“The first suggestion to Rafe Pomerance that humankind was destroying the conditions necessary for its own survival came on page 66 of the government publication of EPA-600/7-78-019.”
This is a history, mostly US based, of the policy debates around any kind of action in reaction to climate change from about 1979-1999. While it touches on events after 2000, and lives in 2019, it focuses mostly on the early stages developed under Carter, then Reagan, Bush, and Clinton, with the figures that were primarily involved during those different presidencies. It begins with the sort of basic understanding of findings, then develops into the creation of models, and then the Cassandra-like scientists who bring these to the politicians who might help to effect change. What emerges is a pretty predictable set of reactions from each of the presidencies and congresses, and certainly familiar to us now that we’ve lived under 40 years of basic inaction and political rhetoric, with the additional clarifying information from Covid 19, which of course was also impacted by climate change in various ways.

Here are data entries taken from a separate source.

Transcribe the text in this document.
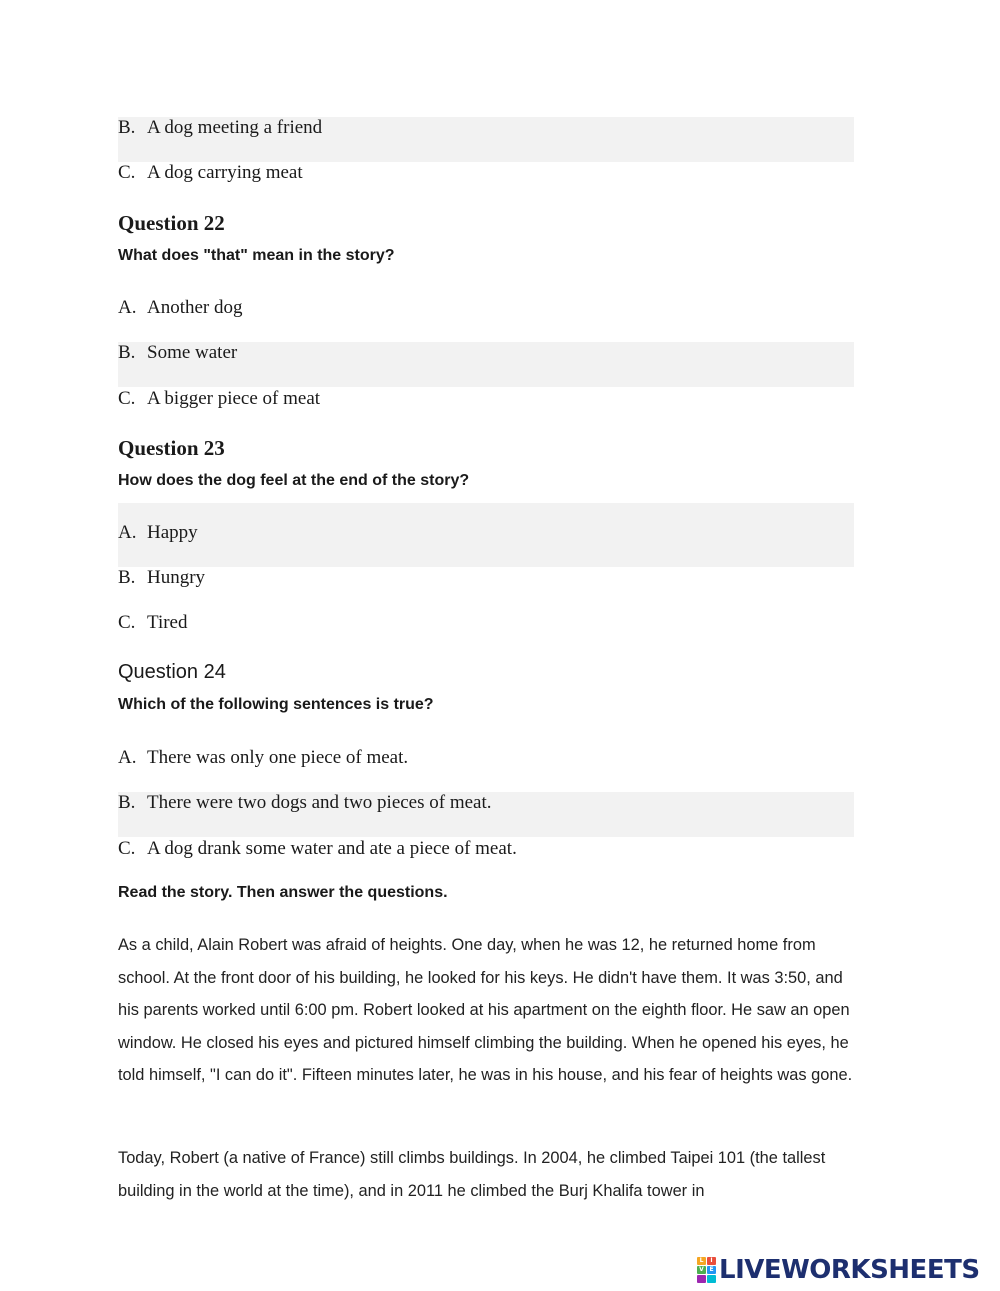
B. A dog meeting a friend
C. A dog carrying meat
Question 22
What does "that" mean in the story?
A. Another dog
B. Some water
C. A bigger piece of meat
Question 23
How does the dog feel at the end of the story?
A. Happy
B. Hungry
C. Tired
Question 24
Which of the following sentences is true?
A. There was only one piece of meat.
B. There were two dogs and two pieces of meat.
C. A dog drank some water and ate a piece of meat.
Read the story. Then answer the questions.

As a child, Alain Robert was afraid of heights. One day, when he was 12, he returned home from school. At the front door of his building, he looked for his keys. He didn't have them. It was 3:50, and his parents worked until 6:00 pm. Robert looked at his apartment on the eighth floor. He saw an open window. He closed his eyes and pictured himself climbing the building. When he opened his eyes, he told himself, "I can do it". Fifteen minutes later, he was in his house, and his fear of heights was gone.

Today, Robert (a native of France) still climbs buildings. In 2004, he climbed Taipei 101 (the tallest building in the world at the time), and in 2011 he climbed the Burj Khalifa tower in

L	I
V E LIVEWORKSHEETS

The villains that stand out here are definitely Ronald Reagan, who is and always will be a villain, not just for his rejection of even a remote concern over climate change, but also and especially for the reversal from day one of almost any and all policies from the previous administration to curb pollutants, greenhouse gases, and energy consumption. That’s the same basic premise for the rest of the book whenever a Republican is in charge, minus some empty promises and false concern from GHW Bush. The other villain that stands out is John Sununu, the former governor of Vermont who became GHW Bush’s chief of staff, who seemed to single-handedly kibosh any attempts to link the US to lowered emissions. He would go on to claim that he was the public face of a lot of behind the scenes conversations around the world about how everyone who signed up to lower admissions was making a public pledge that they didn’t intend to uphold. So be it, but I don’t care. He also felt the same way and worked to make that opinion palatable.
It’s not that Democrats were knocking it out of the park, but they were perhaps the only possible hope and did make some changes. But I recall specifically that while I was always GW Bush (because fuck him), one of his very first acts was to rescind the US’s pledge on the Kyoto Protocols.
I don’t really know how to feel about climate change, except bad of course. But in terms of my orientation toward it? I do what I can and would be willing to do more, but until governments and corporations are required to stem emissions, my little bit one way or the other doesn’t really matter.